Suppos $\beta$ is algebraic over $F$.

Then, there exists $h\in F[Y]\setminus\{0\}$ such that $h(\beta)=0$. Set $n=deg(h)$.

Then, $\sum_{i=0}^n h_i (\frac{f(\alpha)}{g(\alpha)})^i=0$

Hence, $(\sum_{i=0}^n h_i f^i g^{n-i})(\alpha)=0$.

To conclude, it should be proven that $\sum_{i=0}^n h_i f^i g^{n-i}$ is not a zero polynomial.

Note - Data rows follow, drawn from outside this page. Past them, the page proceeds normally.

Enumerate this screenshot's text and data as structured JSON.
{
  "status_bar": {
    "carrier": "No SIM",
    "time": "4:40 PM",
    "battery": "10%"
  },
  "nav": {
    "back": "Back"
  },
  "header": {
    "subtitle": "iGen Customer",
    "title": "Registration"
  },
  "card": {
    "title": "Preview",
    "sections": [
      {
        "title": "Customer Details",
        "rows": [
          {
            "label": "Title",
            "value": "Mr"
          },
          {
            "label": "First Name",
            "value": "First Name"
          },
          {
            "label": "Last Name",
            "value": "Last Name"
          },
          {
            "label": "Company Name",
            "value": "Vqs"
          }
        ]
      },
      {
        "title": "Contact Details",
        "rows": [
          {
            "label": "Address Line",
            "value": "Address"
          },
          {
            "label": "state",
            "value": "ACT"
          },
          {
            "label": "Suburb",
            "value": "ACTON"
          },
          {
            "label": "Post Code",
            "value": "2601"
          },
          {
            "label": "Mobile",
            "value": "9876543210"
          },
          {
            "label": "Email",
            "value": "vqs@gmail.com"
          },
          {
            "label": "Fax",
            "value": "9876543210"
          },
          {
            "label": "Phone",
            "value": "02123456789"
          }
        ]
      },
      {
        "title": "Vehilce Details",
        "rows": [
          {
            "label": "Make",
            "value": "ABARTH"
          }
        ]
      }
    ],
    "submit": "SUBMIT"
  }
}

How do I prove this? Or is there another way to prove that $\beta$ is transcendental?

Answer 1

You've got the right idea, but I think the way you are going about things might be a bit difficult. Instead, consider $F(\beta)$ as an intermediate subfield between $F$ and $F(\alpha)$. If $[F(\beta):F]$ and $[F(\alpha):F(\beta)]$ are both finite, then by the multiplicativity of field extension degree, $[F(\alpha):F]$ is finite, a contradiction. Hence, if we show $[F(\alpha):F(\beta)]$ is finite, it is clear that $[F(\beta):F]$ cannot be finite. See if you can show this; I am happy to post more.

Answer 2

The relation $\beta=f(\alpha)/g(\alpha)$ can be written as $$ f(\alpha)-\beta g(\alpha)=0 $$ which means that $\alpha$ satisfies the polynomial $$ f(X)-\beta g(X) $$ which has coefficients in $K(\beta)$. Since $\beta\ne0$ and $g(X)\ne0$, this polynomial is nonzero, hence $\alpha$ is algebraic over $K(\beta)$.